Lewis Acid‐Driven Weak Electrostatic Interaction of Polybenzimidazole‐Based Membrane for Alkaline Zinc‐Iron Redox Flow Batteries
Xinru Yang, Zhiquan Wei, Honglu Hu, Hong Hu, Yiqiao Wang, Jiaxiong Zhu, Pei Li, Tairan Wang, Jun Fan, Chunyi Zhi
Abstract
Abstract Alkaline zinc‐iron flow batteries (AZIFBs) are one of the promising aqueous redox chemistries for large‐scale energy storage due to their intrinsic safety and low cost. However, the energy efficiency (EE) and power density of batteries with low‐cost polybenzimidazole (PBI) membranes are still limited due to the relatively poor ionic conductivity of PBI in an alkaline medium. Here, this study proposes a novel chemical approach for regulating the chemical environment of the PBI membrane.
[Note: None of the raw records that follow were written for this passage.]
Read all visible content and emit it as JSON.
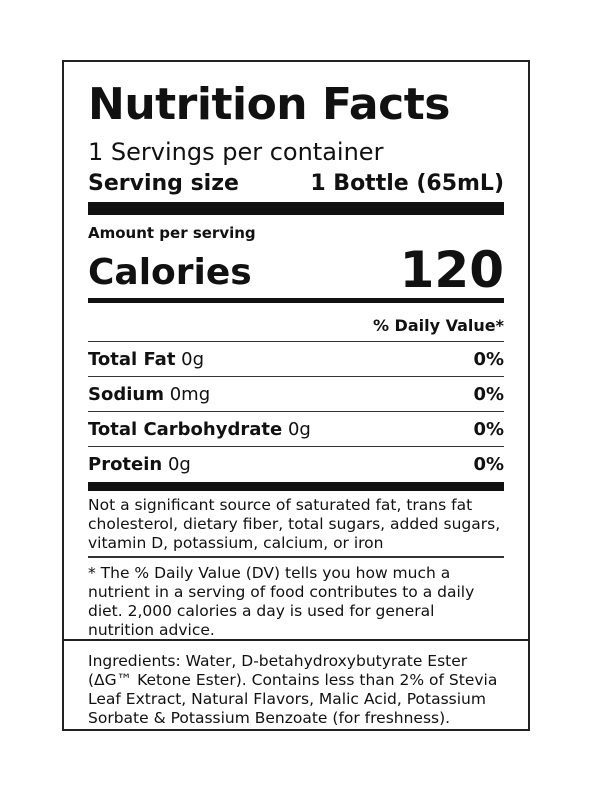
{
  "title": "Nutrition Facts",
  "servings_per_container": "1 Servings per container",
  "serving_size": {
    "label": "Serving size",
    "value": "1 Bottle (65mL)"
  },
  "amount_per_serving": "Amount per serving",
  "calories": {
    "label": "Calories",
    "value": "120"
  },
  "daily_value_header": "% Daily Value*",
  "nutrients": [
    {
      "name": "Total Fat",
      "amount": "0g",
      "dv": "0%"
    },
    {
      "name": "Sodium",
      "amount": "0mg",
      "dv": "0%"
    },
    {
      "name": "Total Carbohydrate",
      "amount": "0g",
      "dv": "0%"
    },
    {
      "name": "Protein",
      "amount": "0g",
      "dv": "0%"
    }
  ],
  "not_significant": "Not a significant source of saturated fat, trans fat cholesterol, dietary fiber, total sugars, added sugars, vitamin D, potassium, calcium, or iron",
  "footnote": "* The % Daily Value (DV) tells you how much a nutrient in a serving of food contributes to a daily diet. 2,000 calories a day is used for general nutrition advice.",
  "ingredients": "Ingredients: Water, D-betahydroxybutyrate Ester (ΔG™ Ketone Ester). Contains less than 2% of Stevia Leaf Extract, Natural Flavors, Malic Acid, Potassium Sorbate & Potassium Benzoate (for freshness)."
}
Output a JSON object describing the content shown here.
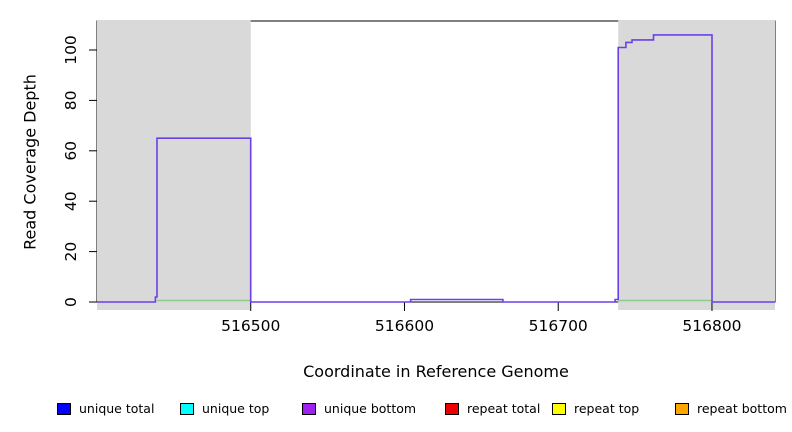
{
  "figure": {
    "xlabel": "Coordinate in Reference Genome",
    "ylabel": "Read Coverage Depth"
  },
  "chart_data": {
    "type": "line",
    "subtype": "step-coverage-plot",
    "title": "",
    "xlabel": "Coordinate in Reference Genome",
    "ylabel": "Read Coverage Depth",
    "xlim": [
      516400,
      516841
    ],
    "ylim": [
      0,
      111.5
    ],
    "x_ticks": [
      516500,
      516600,
      516700,
      516800
    ],
    "y_ticks": [
      0,
      20,
      40,
      60,
      80,
      100
    ],
    "grid": false,
    "background": "#ffffff",
    "shaded_regions": [
      {
        "name": "shaded-region-left",
        "x_start": 516400,
        "x_end": 516500,
        "color": "#d9d9d9"
      },
      {
        "name": "shaded-region-right",
        "x_start": 516739,
        "x_end": 516841,
        "color": "#d9d9d9"
      }
    ],
    "series": [
      {
        "name": "unique-coverage-line",
        "color": "#6b40ea",
        "draw": "step",
        "points": [
          [
            516400,
            0
          ],
          [
            516438,
            0
          ],
          [
            516438,
            2
          ],
          [
            516439,
            2
          ],
          [
            516439,
            65
          ],
          [
            516500,
            65
          ],
          [
            516500,
            0
          ],
          [
            516604,
            0
          ],
          [
            516604,
            1
          ],
          [
            516664,
            1
          ],
          [
            516664,
            0
          ],
          [
            516737,
            0
          ],
          [
            516737,
            1
          ],
          [
            516739,
            1
          ],
          [
            516739,
            101
          ],
          [
            516744,
            101
          ],
          [
            516744,
            103
          ],
          [
            516748,
            103
          ],
          [
            516748,
            104
          ],
          [
            516762,
            104
          ],
          [
            516762,
            106
          ],
          [
            516800,
            106
          ],
          [
            516800,
            0
          ],
          [
            516841,
            0
          ]
        ]
      },
      {
        "name": "baseline-marker-line",
        "color": "#8ccb8c",
        "draw": "segments",
        "value": 0.6,
        "segments": [
          [
            516439,
            516500
          ],
          [
            516739,
            516800
          ]
        ]
      }
    ],
    "legend_position": "bottom"
  },
  "legend": {
    "items": [
      {
        "label": "unique total",
        "color": "#0000ff"
      },
      {
        "label": "unique top",
        "color": "#00ffff"
      },
      {
        "label": "unique bottom",
        "color": "#a020f0"
      },
      {
        "label": "repeat total",
        "color": "#ee0000"
      },
      {
        "label": "repeat top",
        "color": "#ffff00"
      },
      {
        "label": "repeat bottom",
        "color": "#ffa500"
      }
    ]
  }
}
Specifically, AlF 3 , as a representative Lewis acid, is employed to reduce the electron cloud density of the benzimidazole (BI) ring, weaken the electrostatic interactions between the BI ring and charge‐balancing ions, and thereby accelerate the diffusion of charge‐balancing ions. Characterizations on the AlF 3 ‐PBI membranes reveal that the enhanced ion transport can be ascribed to decreased electron cloud density of BI rings and reduced ion diffusion resistance. Charge density difference analysis further illustrates the electron‐withdrawing feature of AlF 3 as a Lewis acid. AZIFBs using AlF 3 ‐PBI membrane demonstrate excellent rate capability from 40 to 240 mA cm −2 with EE of more than 80%, and an outstanding power density of nearly 1000 mW cm −2 . The battery also performs decent cycle stability of 500 cycles at a high current density of 140 mA cm −2 with EE over 80%, resulting from the robust stability of the AlF 3 ‐PBI membrane and the reliability of the strategy. This study highlights the potential of Lewis acid‐based chemical regulation to optimize PBI‐based membranes, offering a new perspective for enhancing the performance of AZIFBs.